Canadian DB pensions post near-double-digit returns despite historic, turbulent year: RBC Investor & Treasury Services

TORONTO, January 29, 2021 — Canadian defined benefit (DB) pension plans ended the year in positive territory against a backdrop of radical uncertainty. Retirement assets returned 9.2% overall in 2020 and 5.4% in the final quarter of the year, according to an All Plan Universe survey just released by RBC Investor & Treasury Services.

“It’s been a tumultuous time for the markets, but we’re seeing positive returns for a third consecutive quarter,” said David Linds, managing director and head of asset servicing, Canada. “The successful development of multiple Covid-19 vaccines was a contributing factor, as were the anticipated government support packages and the conclusion of the US elections.”

Linds continued, “Investor confidence may be tempered into 2021 as uncertainty surrounding the vaccine rollout, new virus strains, and other unknowns may place additional pressure on equity markets.”

Global equity markets, propelled by the investor optimism Linds mentioned, posted solid returns in the fourth quarter, with stocks in the energy and financials sectors leading those gains. But while value stocks outperformed growth stocks over the quarter, growth far outdistanced value for the year.

Foreign equities were the top-performing asset class in 2020, returning 12.6% overall, versus 13.9% for the benchmark MSCI World Index (10.1% and 8.7% respectively in Q4). During the quarter, a weakened US dollar led to a rise in commodity prices, which strengthened the Canadian dollar and trimmed unhedged plans’ foreign equity returns. While the MSCI World Index (CAD) index returned 12.4% in local currency terms, that translated to an 8.7% return in Canadian dollar terms.

Canadian equities returned 4.1% for the year (9.4% for the quarter), whereas the benchmark TSX Composite Index returned 5.6% for the year (9.0% for the quarter). The technology sector, propped by Shopify, led the market, returning 80.7% for the year. Materials (21.2%) and consumer discretionary (17.1%) trailed significantly. Energy was the lowest performing sector (-26.6%).

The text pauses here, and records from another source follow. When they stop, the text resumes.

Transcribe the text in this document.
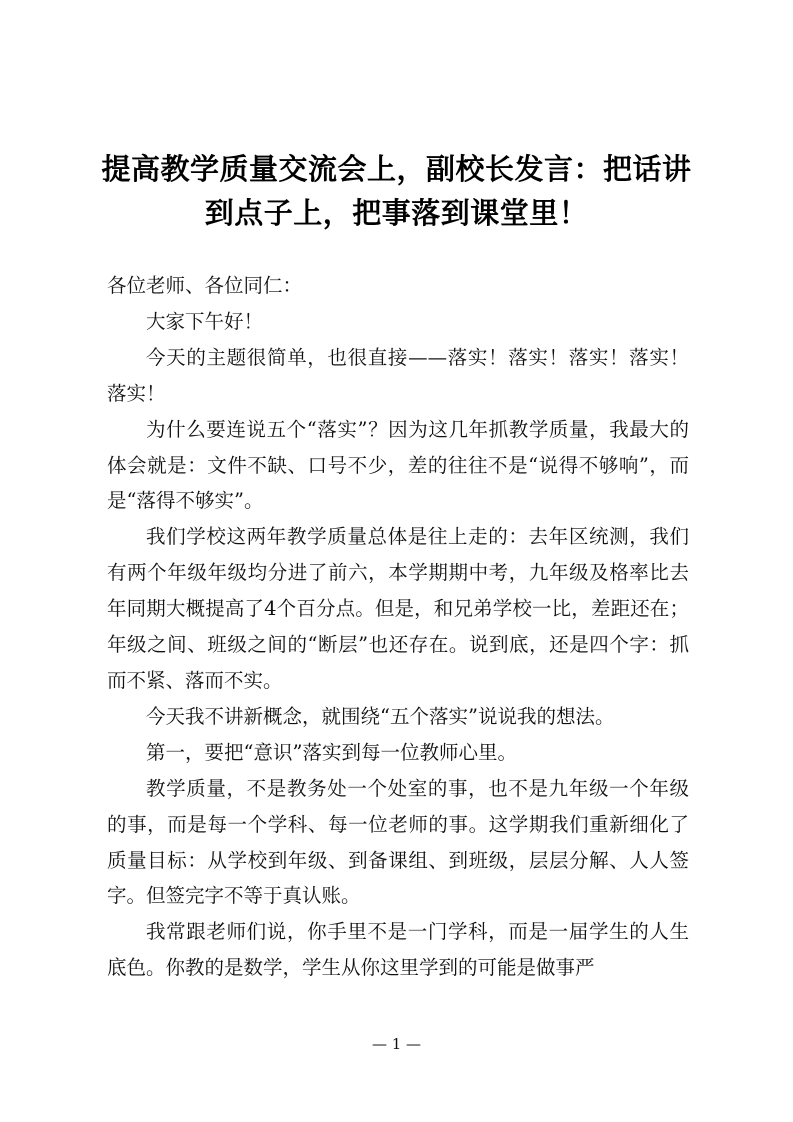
提高教学质量交流会上，副校长发言：把话讲到点子上，把事落到课堂里！

各位老师、各位同仁：

大家下午好！

今天的主题很简单，也很直接——落实！落实！落实！落实！落实！

为什么要连说五个“落实”？因为这几年抓教学质量，我最大的体会就是：文件不缺、口号不少，差的往往不是“说得不够响”，而是“落得不够实”。

我们学校这两年教学质量总体是往上走的：去年区统测，我们有两个年级年级均分进了前六，本学期期中考，九年级及格率比去年同期大概提高了4个百分点。但是，和兄弟学校一比，差距还在；年级之间、班级之间的“断层”也还存在。说到底，还是四个字：抓而不紧、落而不实。

今天我不讲新概念，就围绕“五个落实”说说我的想法。

第一，要把“意识”落实到每一位教师心里。

教学质量，不是教务处一个处室的事，也不是九年级一个年级的事，而是每一个学科、每一位老师的事。这学期我们重新细化了质量目标：从学校到年级、到备课组、到班级，层层分解、人人签字。但签完字不等于真认账。

我常跟老师们说，你手里不是一门学科，而是一届学生的人生底色。你教的是数学，学生从你这里学到的可能是做事严

— 1 —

Domestic bonds returned 11.1% in 2020 (1.1% in Q4), compared to 8.7% for the FTSE TMX Canada Universe Bond Index (0.6% in Q4). Longer dated bonds benefited from the steep drop in longer term yields during the first two quarters and handily outperformed their shorter dated counterparts over the entire year. The FTSE TMX Long Bond Index returned an annual 11.9% versus the FTSE TMX Short Term Bond Index’s annual return of 5.3%.

Historic performance

Period Median return (%) Period Median return (%)
Q4 2020 5.4 Q3 2018 0.1
Q3 2020 3.0 Q2 2018 2.2
Q2 2020 9.6 Q1 2018 0.2
Q1 2020 -7.1 Q4 2017 4.4
Q4 2019 2.0 Q3 2017 0.4
Q3 2019 1.7 Q2 2017 1.4
Q2 2019 2.7 Q1 2017 2.9
Q1 2019 7.2 Q4 2016 0.5
Q4 2018 -3.5 Q3 2016 4.2

About the RBC Investor & Treasury Services All Plan Universe

For the past 30 years, RBC Investor & Treasury Services (RBC I&TS) has managed one of the industry’s largest and most comprehensive universes of Canadian pension plans. The “All Plan Universe” currently tracks the performance and asset allocation of a cross-section of assets under management across Canadian defined benefit (DB) pension plans, and is a widely-recognized performance benchmark indicator. The RBC Investor & Treasury Services “All Plan Universe” is produced by RBC I&TS’ Risk & Investment Analytics (R&IA) service. R&IA work in partnership with best-in-class technology to deliver independent and cost effective solutions designed to help institutional investor clients monitor investment decisions, optimize performance, reduce costs, mitigate risk and increase governance capability.

About RBC Investor & Treasury Services

RBC Investor & Treasury Services (RBC I&TS) is a specialist provider of asset services, custody, payments and treasury and market services for financial and other institutional investors worldwide, with over 4,500 employees in 16 countries across North America, Europe and Asia. We deliver services which safeguard client assets, underpinned by client-centric digital solutions which continue to be enhanced and evolved in line with our clients’ changing needs. Trusted with CAD 4.5 trillion in client assets under administration, RBC I&TS is a financially strong partner with among the highest credit ratings globally.